Pythagore a enseigné ici. Voilà de quoi regarder autrement cette côte calabraise qui se précise à mesure que le navire approche : Crotone fut, il y a vingt-sept siècles, l'une des cités les plus puissantes de la Grande Grèce, patrie d'athlètes olympiques et de médecins réputés dans tout le monde antique. La ville moderne a grandi par-dessus, sans effacer les traces. L'escale consiste justement à les retrouver, entre un château espagnol, un musée rempli d'or votif et un cap où veille une colonne solitaire.
Du quai à la vieille ville, quelques minutes à pied
Les navires accostent à la Banchina di Riva, à environ 250 mètres du centre. En descendant la passerelle, le regard bute d'emblée sur les murailles massives du château de Charles Quint, qui coiffe la colline où se succédèrent l'acropole grecque puis les fortifications médiévales. Ses deux tours rondes et ses bastions racontent l'époque où les côtes calabraises redoutaient les incursions venues de la mer. Depuis les remparts, la vue embrasse le port, les toits serrés et la Ionienne qui s'étire vers l'horizon.
Ruelles, cathédrale et Madone noire
En contrebas du château, la vieille ville déroule un lacis de ruelles où le linge sèche entre les balcons et où les conversations passent d'une fenêtre à l'autre. La cathédrale mérite qu'on pousse sa porte : derrière une façade sobre, elle conserve l'icône de la Madonna Nera di Capo Colonna, une Vierge noire vénérée depuis des siècles et portée en procession chaque année vers le cap qui lui donne son nom. Autour, cafés et commerces vivent au rythme calabrais, avec un temps fort le matin, quand les habitants font leurs courses entre étals de poissons et primeurs.
Le trésor d'Héra au musée archéologique
Quelques rues plus loin, le Musée archéologique national rassemble ce que la terre de l'ancienne Kroton a rendu : céramiques, bronzes, ex-voto et surtout le trésor du sanctuaire d'Héra Lacinia, avec son diadème d'or d'une finesse étonnante.
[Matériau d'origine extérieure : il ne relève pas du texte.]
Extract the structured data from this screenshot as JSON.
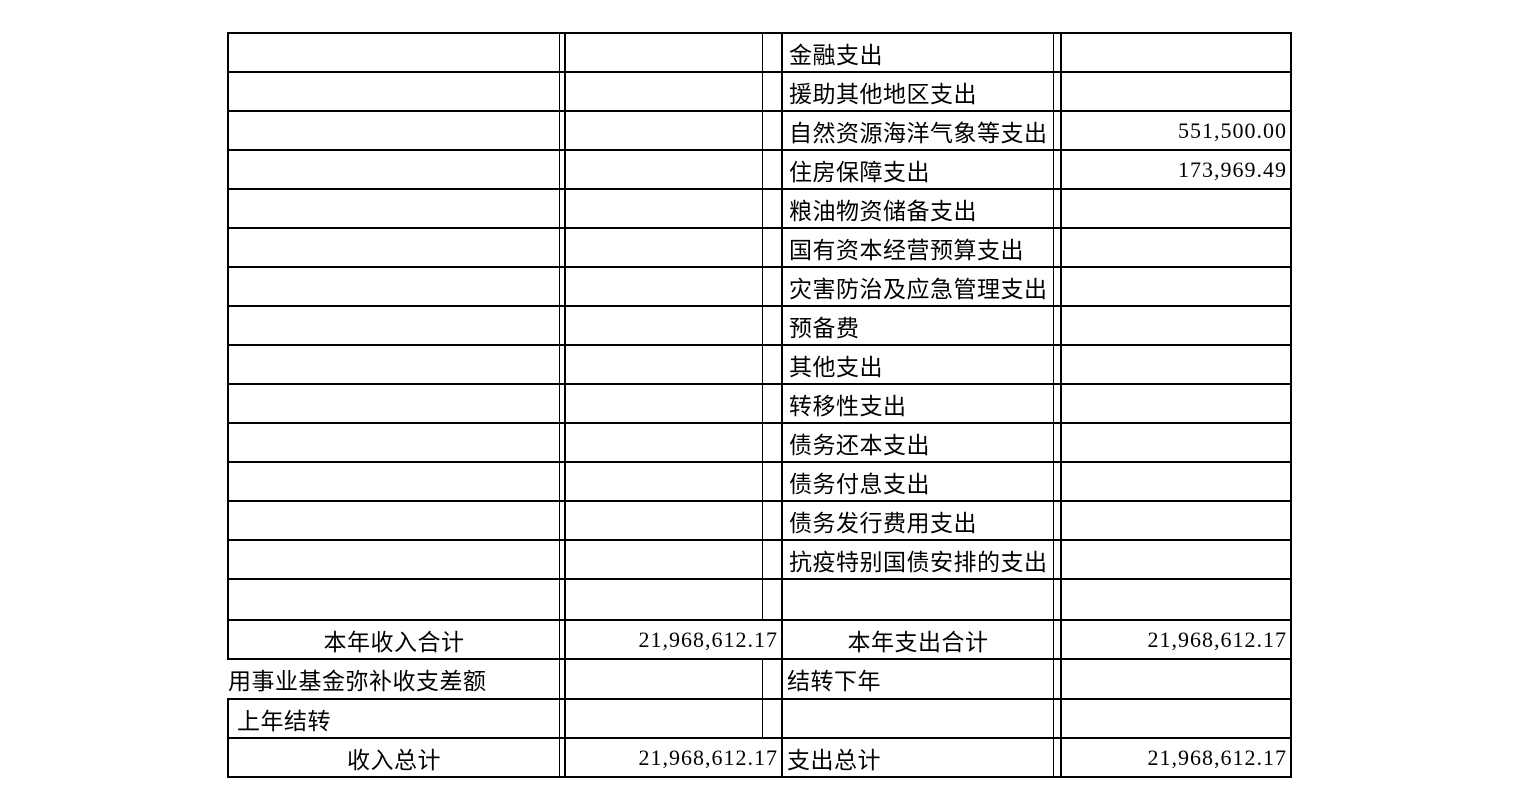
{
  "page": {
    "background_color": "#ffffff",
    "border_color": "#000000",
    "text_color": "#000000"
  },
  "table": {
    "description_rows_note": "income section (left pair) and expenditure section (right pair)",
    "rows": [
      {
        "type": "detail",
        "income_label": "",
        "income_amount": "",
        "expense_label": "金融支出",
        "expense_amount": ""
      },
      {
        "type": "detail",
        "income_label": "",
        "income_amount": "",
        "expense_label": "援助其他地区支出",
        "expense_amount": ""
      },
      {
        "type": "detail",
        "income_label": "",
        "income_amount": "",
        "expense_label": "自然资源海洋气象等支出",
        "expense_amount": "551,500.00"
      },
      {
        "type": "detail",
        "income_label": "",
        "income_amount": "",
        "expense_label": "住房保障支出",
        "expense_amount": "173,969.49"
      },
      {
        "type": "detail",
        "income_label": "",
        "income_amount": "",
        "expense_label": "粮油物资储备支出",
        "expense_amount": ""
      },
      {
        "type": "detail",
        "income_label": "",
        "income_amount": "",
        "expense_label": "国有资本经营预算支出",
        "expense_amount": ""
      },
      {
        "type": "detail",
        "income_label": "",
        "income_amount": "",
        "expense_label": "灾害防治及应急管理支出",
        "expense_amount": ""
      },
      {
        "type": "detail",
        "income_label": "",
        "income_amount": "",
        "expense_label": "预备费",
        "expense_amount": ""
      },
      {
        "type": "detail",
        "income_label": "",
        "income_amount": "",
        "expense_label": "其他支出",
        "expense_amount": ""
      },
      {
        "type": "detail",
        "income_label": "",
        "income_amount": "",
        "expense_label": "转移性支出",
        "expense_amount": ""
      },
      {
        "type": "detail",
        "income_label": "",
        "income_amount": "",
        "expense_label": "债务还本支出",
        "expense_amount": ""
      },
      {
        "type": "detail",
        "income_label": "",
        "income_amount": "",
        "expense_label": "债务付息支出",
        "expense_amount": ""
      },
      {
        "type": "detail",
        "income_label": "",
        "income_amount": "",
        "expense_label": "债务发行费用支出",
        "expense_amount": ""
      },
      {
        "type": "detail",
        "income_label": "",
        "income_amount": "",
        "expense_label": "抗疫特别国债安排的支出",
        "expense_amount": ""
      },
      {
        "type": "blank",
        "income_label": "",
        "income_amount": "",
        "expense_label": "",
        "expense_amount": ""
      },
      {
        "type": "total",
        "income_label": "本年收入合计",
        "income_amount": "21,968,612.17",
        "expense_label": "本年支出合计",
        "expense_amount": "21,968,612.17"
      },
      {
        "type": "carry",
        "income_label": "用事业基金弥补收支差额",
        "income_amount": "",
        "expense_label": "结转下年",
        "expense_amount": ""
      },
      {
        "type": "prev",
        "income_label": "上年结转",
        "income_amount": "",
        "expense_label": "",
        "expense_amount": ""
      },
      {
        "type": "grand",
        "income_label": "收入总计",
        "income_amount": "21,968,612.17",
        "expense_label": "支出总计",
        "expense_amount": "21,968,612.17"
      }
    ]
  }
}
Les salles se parcourent en une heure et donnent tout leur sens à la suite de la journée. On y comprend la richesse de cette colonie fondée par des Grecs achéens vers 710 avant notre ère, célèbre pour ses victoires aux Jeux olympiques antiques, dont celles du légendaire lutteur Milon de Crotone.
Capo Colonna, la colonne face à la mer
À une dizaine de kilomètres au sud, accessible en taxi ou en excursion, le parc archéologique de Capo Colonna occupe un promontoire balayé par les embruns. Du grand temple dorique d'Héra Lacinia, qui guidait jadis les marins, il ne subsiste qu'une colonne dressée face au large. Cette silhouette solitaire, entourée des fondations du sanctuaire et du maquis méditerranéen, compose l'image la plus forte de l'escale. Les voyageurs disposant de plus de temps poussent parfois jusqu'à Le Castella, où une forteresse aragonaise semble flotter sur son îlot, au cœur de la réserve marine de Capo Rizzuto.
Saveurs calabraises avant de rentrer
Le retour vers le port laisse le loisir d'une pause gourmande. La Calabre aime les caractères affirmés : 'nduja relevée, fromages de chèvre, pâtes maison aux fruits de mer, le tout accompagné d'un verre de cirò, l'un des plus anciens vignobles d'Italie, cultivé au nord de la ville. Les terrasses proches du front de mer permettent de garder un œil sur les bateaux de pêche qui rentrent, filets empilés à la poupe.
En remontant à bord, on emporte le souvenir d'une cité qui fut un phare de la pensée grecque et qui vit aujourd'hui simplement, sans se hausser du col. La colonne du cap disparaît lentement dans le sillage. Elle veille sur ce rivage depuis deux millénaires et demi; elle attendra sans peine votre prochaine venue.